Noi difendiamo l’olivicoltura pugliese che mediamente assicura una produzione di circa il 40% di quella nazionale. Produce un olio di ottima qualità e perciò richiesto in ogni parte del mondo. L’olivo in Puglia, quindi, ha risvolti strategici sia sugli aspetti economici che sociali; ci sono centri urbani della provincia di Bari e Bat che basano la loro sussistenza quasi del tutto sulla coltivazione di questa pianta. Essenziali sono anche gli aspetti paesaggistici, storici (vedi la Piana degli Ulivi), culturali, idrogeologici e turistici.

Dal primo ritrovamento a Gallipoli, nell’Ottobre del 2013, l’area interessata con piante di olivo, mandorlo ed oleandro infettate da Xylella fastidiosa con sintomi di disseccamento si è estesa gradualmente, portando a diverse revisioni delle aree demarcate la cui superficie, con l’ultima decisione, la 2018/927 del 27 Giugno 2018, è salita a circa 7.750 Km quadrati, circa il 40% dell’intera Puglia e quasi cento volte più degli 8.000 ettari dell’autunno 2013.

Il numero di piante che sono state estirpate fino ad ora per adempiere (in maniera incompleta e tardiva) agli obblighi è di alcune migliaia (circa 5-6 mila)
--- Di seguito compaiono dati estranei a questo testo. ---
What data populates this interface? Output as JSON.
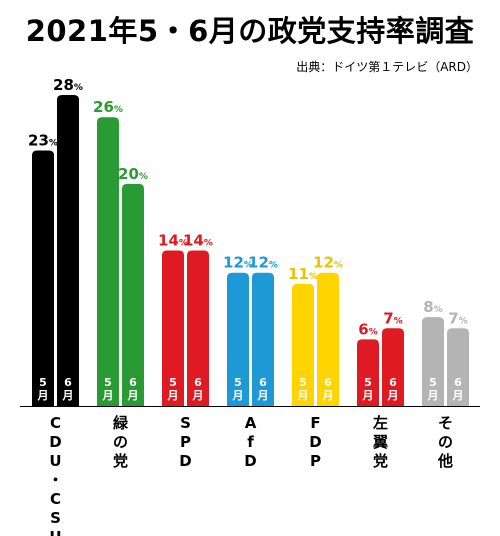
{
  "header": {
    "title": "2021年5・6月の政党支持率調査",
    "source": "出典：ドイツ第１テレビ（ARD）"
  },
  "chart_data": {
    "type": "bar",
    "title": "2021年5・6月の政党支持率調査",
    "source": "出典：ドイツ第１テレビ（ARD）",
    "categories": [
      "CDU・CSU",
      "緑の党",
      "SPD",
      "AfD",
      "FDP",
      "左翼党",
      "その他"
    ],
    "series": [
      {
        "name": "5月",
        "values": [
          23,
          26,
          14,
          12,
          11,
          6,
          8
        ]
      },
      {
        "name": "6月",
        "values": [
          28,
          20,
          14,
          12,
          12,
          7,
          7
        ]
      }
    ],
    "unit": "%",
    "colors": [
      "#000000",
      "#2a9a34",
      "#e01a22",
      "#1d9ad6",
      "#ffd400",
      "#e01a22",
      "#b4b4b4"
    ],
    "legend": "none",
    "grid": false
  }
}
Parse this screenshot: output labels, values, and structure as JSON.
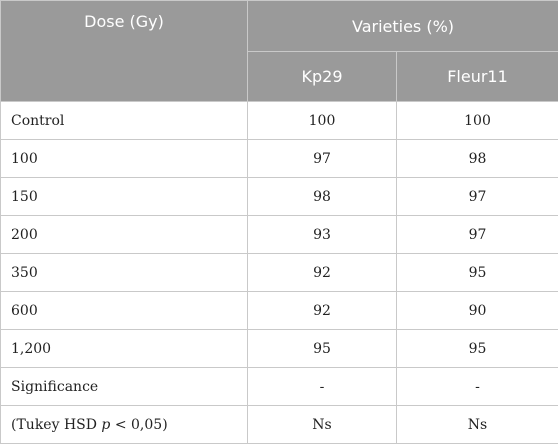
{
  "header": {
    "dose_label": "Dose (Gy)",
    "varieties_label": "Varieties (%)",
    "col_kp29": "Kp29",
    "col_fleur11": "Fleur11"
  },
  "rows": [
    {
      "dose": "Control",
      "kp29": "100",
      "fleur11": "100"
    },
    {
      "dose": "100",
      "kp29": "97",
      "fleur11": "98"
    },
    {
      "dose": "150",
      "kp29": "98",
      "fleur11": "97"
    },
    {
      "dose": "200",
      "kp29": "93",
      "fleur11": "97"
    },
    {
      "dose": "350",
      "kp29": "92",
      "fleur11": "95"
    },
    {
      "dose": "600",
      "kp29": "92",
      "fleur11": "90"
    },
    {
      "dose": "1,200",
      "kp29": "95",
      "fleur11": "95"
    },
    {
      "dose": "Significance",
      "kp29": "-",
      "fleur11": "-"
    }
  ],
  "tukey_row": {
    "prefix": "(Tukey HSD ",
    "p": "p",
    "suffix": " < 0,05)",
    "kp29": "Ns",
    "fleur11": "Ns"
  }
}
Considerato che l’attuale demarcazione vede la zona contenimento (20 km) e cuscinetto (10 km) spostate molto a nord, dove il batterio è quasi del tutto assente, le piante potenzialmente da estirpare per adempiere alle misure di contenimento sono al momento poche centinaia, un numero che potrebbe anche salire a poche migliaia con il completamento della campagna di monitoraggio (salvo sorprese).

Nell’area compromessa (tutto il territorio a sud della zona di contenimento) non si fa monitoraggio e non è stata fatta alcuna stima dei danni, per cui mancano dati ufficiali sul numero delle piante compromesse e dei danni economici. In loro mancanza, Coldiretti ha stimato in 1,2 miliardi di euro il danno ed in milioni (circa 10) le piante compromesse (nelle aree demarcate insistono circa 25 milioni di olivi). Questo quadro è ovviamente destinato a peggiorare con il tempo.

Noi crediamo che la scelta del “mercato aperto” degli anni ’70 (tutto è autorizzato, tranne ciò che è vietato) ha portato alla continua importazioni di piante con parassiti da Paesi a rischio: per prevenire xylella è stata vietata da Paesi terzi solo l’importazione di viti e agrumi, senza attenzionare il flusso di altre piante, soprattutto ornamentali dal centro America. Ci sarebbero voluti accurati controlli nelle strutture recettive di materiale vegetale proveniente da Paesi a rischio. Ormai la Xylella (nelle varie sottospecie) e presente in buona parte dei Paesi europei; questo è segno che l’Unione non ha una legislazione in grado di ostacolare l’importazione di questo parassita. È necessario seguire controlli accurati seguendo i metodi della quarantena ma per fare questo ci vogliono delle buone leggi e strutture adeguate in grado di operare.

Noi scegliamo un’Unione Europea, che oltre ad insistere sui paesi unionali sulla applicazione delle norme di quarantena, si impegni di più a finanziare progetti di studio (soprattutto per la ricerca di varietà resistenti) per contrastare il batterio. All’attualità sembra dare qualche risultato speranzoso la pratica dell’innesto di varietà resistenti; su questo tema potrebbe intervenire L’Unione Europea finanziando progetti mirati a tale finalità. Nel Salento è necessario una revisione globale delle scelte da dare ad una nuova agricoltura. Nell’immediato futuro si dovrà impostare un nuovo ordinamento agricolo che tenga conto delle esperienze già maturate, degli aspetti economici, del problema dell’acqua e del clima, del paesaggio, del turismo e cosi via.